In January 2018 the average prudential balanced portfolio returned (0.57%) (December 2017: -1.49%). Top performer is Metropolitan (1.22%); while EMH (-0.05%) takes the bottom spot. For the 3 month period, Metropolitan again takes top spot, outperforming the ‘average’ by roughly 1.9%. On the other end of the scale Investec underperformed the ‘average’ by 1.6%.
Will the ‘sweet spot’ soon be over?
What do you do if you are not patient enough to wait for your theory to realise? Well when all the SA news media were focusing their political attention on the upcoming elections of the new president of the ANC and it became ever more evident that Cyril Ramaphosa was the clear front runner the imminent strengthening of the Rand was a ‘no-brainer’ for any observer.
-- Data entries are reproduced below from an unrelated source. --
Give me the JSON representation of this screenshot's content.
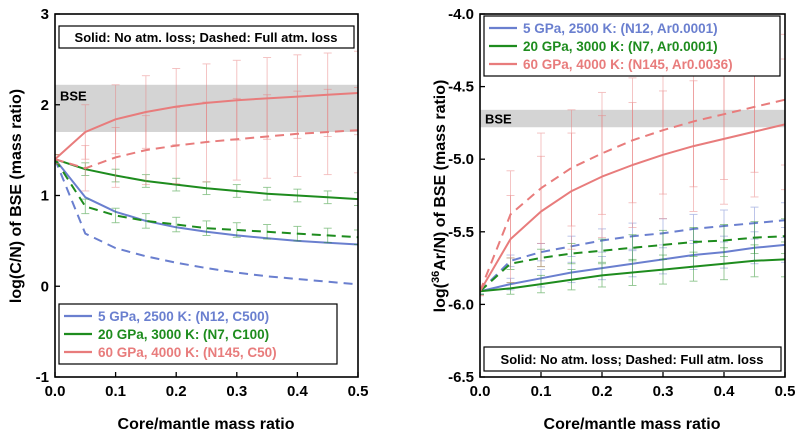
{
  "chart_data": [
    {
      "type": "line",
      "xlabel": "Core/mantle mass ratio",
      "ylabel": "log(C/N) of BSE (mass ratio)",
      "xlim": [
        0,
        0.5
      ],
      "ylim": [
        -1,
        3
      ],
      "xticks": [
        "0.0",
        "0.1",
        "0.2",
        "0.3",
        "0.4",
        "0.5"
      ],
      "yticks": [
        "-1",
        "0",
        "1",
        "2",
        "3"
      ],
      "note": "Solid: No atm. loss; Dashed: Full atm. loss",
      "bse_band": {
        "label": "BSE",
        "range": [
          1.7,
          2.22
        ]
      },
      "legend_position": "bottom-left",
      "series": [
        {
          "name": "5 GPa, 2500 K: (N12, C500)",
          "color": "#6a7fcf",
          "style": "solid",
          "x": [
            0,
            0.05,
            0.1,
            0.15,
            0.2,
            0.25,
            0.3,
            0.35,
            0.4,
            0.45,
            0.5
          ],
          "y": [
            1.4,
            0.98,
            0.82,
            0.72,
            0.65,
            0.6,
            0.56,
            0.53,
            0.5,
            0.48,
            0.46
          ],
          "errors": false
        },
        {
          "name": "5 GPa, 2500 K: (N12, C500)",
          "color": "#6a7fcf",
          "style": "dashed",
          "x": [
            0,
            0.05,
            0.1,
            0.15,
            0.2,
            0.25,
            0.3,
            0.35,
            0.4,
            0.45,
            0.5
          ],
          "y": [
            1.4,
            0.58,
            0.42,
            0.33,
            0.26,
            0.2,
            0.15,
            0.11,
            0.08,
            0.05,
            0.02
          ],
          "errors": false
        },
        {
          "name": "20 GPa, 3000 K: (N7, C100)",
          "color": "#1e8c1e",
          "style": "solid",
          "x": [
            0,
            0.05,
            0.1,
            0.15,
            0.2,
            0.25,
            0.3,
            0.35,
            0.4,
            0.45,
            0.5
          ],
          "y": [
            1.4,
            1.29,
            1.22,
            1.16,
            1.12,
            1.08,
            1.05,
            1.02,
            1.0,
            0.98,
            0.96
          ],
          "errors": true,
          "err": [
            0.05,
            0.07,
            0.07,
            0.07,
            0.07,
            0.07,
            0.07,
            0.07,
            0.07,
            0.07,
            0.07
          ]
        },
        {
          "name": "20 GPa, 3000 K: (N7, C100)",
          "color": "#1e8c1e",
          "style": "dashed",
          "x": [
            0,
            0.05,
            0.1,
            0.15,
            0.2,
            0.25,
            0.3,
            0.35,
            0.4,
            0.45,
            0.5
          ],
          "y": [
            1.4,
            0.88,
            0.78,
            0.72,
            0.68,
            0.64,
            0.62,
            0.6,
            0.58,
            0.56,
            0.54
          ],
          "errors": true,
          "err": [
            0.05,
            0.08,
            0.08,
            0.08,
            0.08,
            0.08,
            0.08,
            0.08,
            0.08,
            0.08,
            0.08
          ]
        },
        {
          "name": "60 GPa, 4000 K: (N145, C50)",
          "color": "#e87c7c",
          "style": "solid",
          "x": [
            0,
            0.05,
            0.1,
            0.15,
            0.2,
            0.25,
            0.3,
            0.35,
            0.4,
            0.45,
            0.5
          ],
          "y": [
            1.4,
            1.7,
            1.84,
            1.92,
            1.98,
            2.02,
            2.05,
            2.07,
            2.09,
            2.11,
            2.13
          ],
          "errors": true,
          "err": [
            0.05,
            0.3,
            0.38,
            0.4,
            0.42,
            0.43,
            0.44,
            0.45,
            0.46,
            0.46,
            0.46
          ]
        },
        {
          "name": "60 GPa, 4000 K: (N145, C50)",
          "color": "#e87c7c",
          "style": "dashed",
          "x": [
            0,
            0.05,
            0.1,
            0.15,
            0.2,
            0.25,
            0.3,
            0.35,
            0.4,
            0.45,
            0.5
          ],
          "y": [
            1.4,
            1.3,
            1.42,
            1.5,
            1.55,
            1.59,
            1.62,
            1.65,
            1.68,
            1.7,
            1.72
          ],
          "errors": true,
          "err": [
            0.05,
            0.25,
            0.33,
            0.38,
            0.42,
            0.44,
            0.45,
            0.46,
            0.47,
            0.47,
            0.47
          ]
        }
      ]
    },
    {
      "type": "line",
      "xlabel": "Core/mantle mass ratio",
      "ylabel_prefix": "log(",
      "ylabel_sup": "36",
      "ylabel_suffix": "Ar/N) of BSE (mass ratio)",
      "xlim": [
        0,
        0.5
      ],
      "ylim": [
        -6.5,
        -4.0
      ],
      "xticks": [
        "0.0",
        "0.1",
        "0.2",
        "0.3",
        "0.4",
        "0.5"
      ],
      "yticks": [
        "-4.0",
        "-4.5",
        "-5.0",
        "-5.5",
        "-6.0",
        "-6.5"
      ],
      "note": "Solid: No atm. loss; Dashed: Full atm. loss",
      "bse_band": {
        "label": "BSE",
        "range": [
          -4.78,
          -4.66
        ]
      },
      "legend_position": "top-left",
      "series": [
        {
          "name": "5 GPa, 2500 K: (N12, Ar0.0001)",
          "color": "#6a7fcf",
          "style": "solid",
          "x": [
            0,
            0.05,
            0.1,
            0.15,
            0.2,
            0.25,
            0.3,
            0.35,
            0.4,
            0.45,
            0.5
          ],
          "y": [
            -5.91,
            -5.86,
            -5.82,
            -5.78,
            -5.75,
            -5.72,
            -5.69,
            -5.66,
            -5.64,
            -5.61,
            -5.59
          ],
          "errors": true,
          "err": [
            0.02,
            0.04,
            0.06,
            0.07,
            0.08,
            0.09,
            0.1,
            0.1,
            0.11,
            0.11,
            0.12
          ]
        },
        {
          "name": "5 GPa, 2500 K: (N12, Ar0.0001)",
          "color": "#6a7fcf",
          "style": "dashed",
          "x": [
            0,
            0.05,
            0.1,
            0.15,
            0.2,
            0.25,
            0.3,
            0.35,
            0.4,
            0.45,
            0.5
          ],
          "y": [
            -5.91,
            -5.7,
            -5.64,
            -5.6,
            -5.56,
            -5.53,
            -5.51,
            -5.48,
            -5.46,
            -5.44,
            -5.42
          ],
          "errors": true,
          "err": [
            0.02,
            0.04,
            0.06,
            0.07,
            0.08,
            0.09,
            0.1,
            0.1,
            0.11,
            0.11,
            0.12
          ]
        },
        {
          "name": "20 GPa, 3000 K: (N7, Ar0.0001)",
          "color": "#1e8c1e",
          "style": "solid",
          "x": [
            0,
            0.05,
            0.1,
            0.15,
            0.2,
            0.25,
            0.3,
            0.35,
            0.4,
            0.45,
            0.5
          ],
          "y": [
            -5.91,
            -5.89,
            -5.86,
            -5.83,
            -5.8,
            -5.78,
            -5.76,
            -5.74,
            -5.72,
            -5.7,
            -5.69
          ],
          "errors": true,
          "err": [
            0.02,
            0.04,
            0.06,
            0.07,
            0.08,
            0.09,
            0.1,
            0.1,
            0.11,
            0.11,
            0.12
          ]
        },
        {
          "name": "20 GPa, 3000 K: (N7, Ar0.0001)",
          "color": "#1e8c1e",
          "style": "dashed",
          "x": [
            0,
            0.05,
            0.1,
            0.15,
            0.2,
            0.25,
            0.3,
            0.35,
            0.4,
            0.45,
            0.5
          ],
          "y": [
            -5.91,
            -5.72,
            -5.68,
            -5.65,
            -5.63,
            -5.61,
            -5.59,
            -5.57,
            -5.56,
            -5.54,
            -5.53
          ],
          "errors": true,
          "err": [
            0.02,
            0.04,
            0.06,
            0.07,
            0.08,
            0.09,
            0.1,
            0.1,
            0.11,
            0.11,
            0.12
          ]
        },
        {
          "name": "60 GPa, 4000 K: (N145, Ar0.0036)",
          "color": "#e87c7c",
          "style": "solid",
          "x": [
            0,
            0.05,
            0.1,
            0.15,
            0.2,
            0.25,
            0.3,
            0.35,
            0.4,
            0.45,
            0.5
          ],
          "y": [
            -5.91,
            -5.55,
            -5.36,
            -5.22,
            -5.12,
            -5.04,
            -4.97,
            -4.91,
            -4.86,
            -4.81,
            -4.76
          ],
          "errors": true,
          "err": [
            0.03,
            0.3,
            0.38,
            0.4,
            0.42,
            0.43,
            0.44,
            0.45,
            0.45,
            0.45,
            0.45
          ]
        },
        {
          "name": "60 GPa, 4000 K: (N145, Ar0.0036)",
          "color": "#e87c7c",
          "style": "dashed",
          "x": [
            0,
            0.05,
            0.1,
            0.15,
            0.2,
            0.25,
            0.3,
            0.35,
            0.4,
            0.45,
            0.5
          ],
          "y": [
            -5.91,
            -5.38,
            -5.2,
            -5.06,
            -4.96,
            -4.87,
            -4.8,
            -4.74,
            -4.69,
            -4.64,
            -4.59
          ],
          "errors": true,
          "err": [
            0.03,
            0.3,
            0.38,
            0.4,
            0.42,
            0.43,
            0.44,
            0.45,
            0.45,
            0.45,
            0.45
          ]
        }
      ]
    }
  ]
}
Investment experts would have you believe that efficient financial markets would have duly discounted this development in the price setting of the Rand, and to some extent this is what indeed happened. The Rand did strengthen from over 14 to the US Dollar to around 13.60 just before the election. But since the election it went on a rampage strengthening to around 11.60 by the time of writing this column. So much for the theory of markets properly discounting certain foreseeable events and hurtful for the impatient speculator.
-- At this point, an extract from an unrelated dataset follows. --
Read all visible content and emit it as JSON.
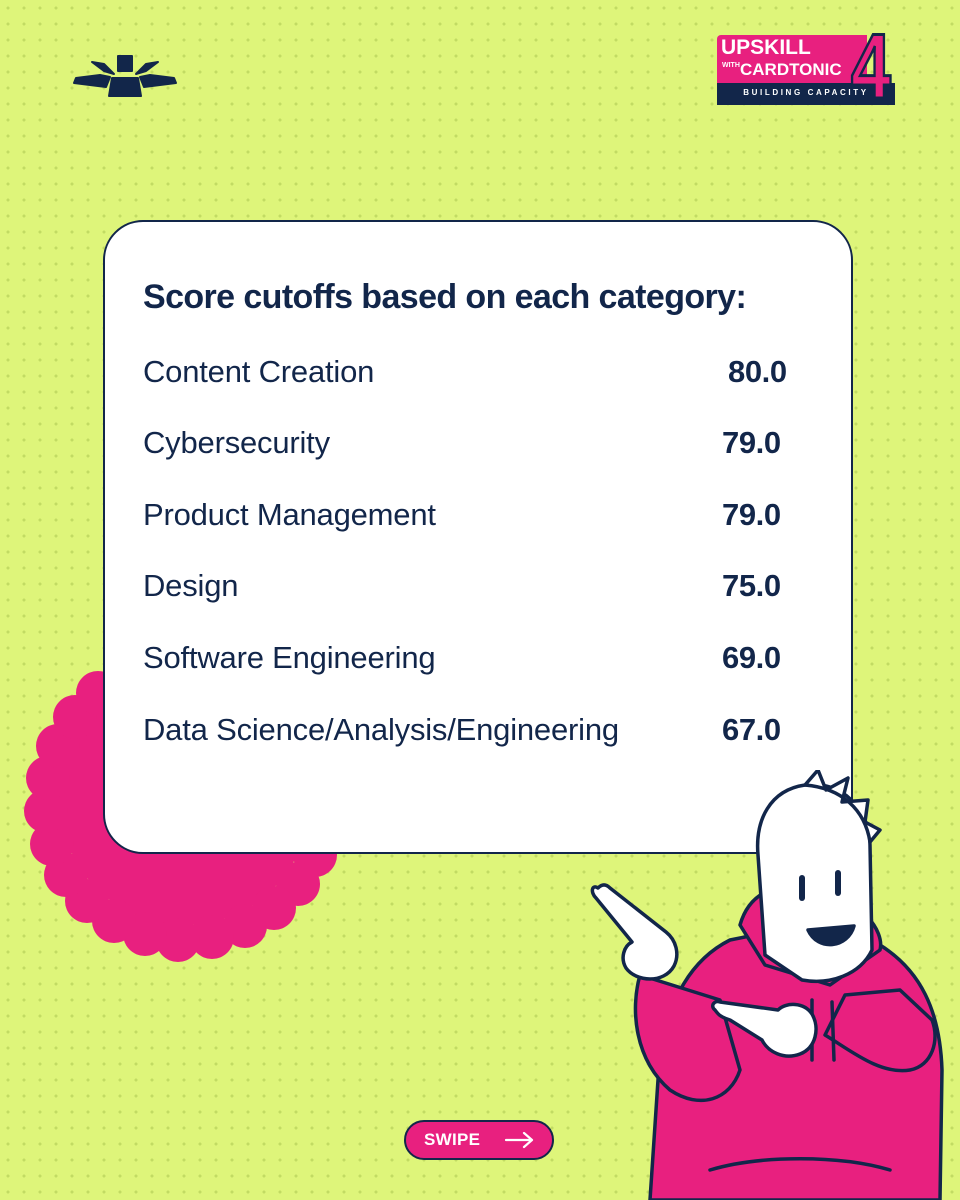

In the mean-time global equity markets have taken a bit of a beating but for foreign investors the strengthening of the Rand against the US Dollar by close to 20% over the past 3 months has delivered some awesome returns of 20% for the US Dollar investor and around 13% for the European investor. No wonder foreigners are starting to pile back into SA equity but are seemingly wary of fixed interest investments in the face of a rising interest rate tide. Over the past 3 months foreign investors invested R 51 billion in the SA equity market while at the same time some R 19 billion was withdrawn from the fixed interest market. Despite this significant inflow into our equity market over the past 3 months our equity market has not managed to rise but rather the contrary occurred. Well with a market cap of around R 16 trillion, 51 billion will not really move the SA equity market.
Will this sweet spot for foreigners and of a strong Rand soon be over or will we see more of this?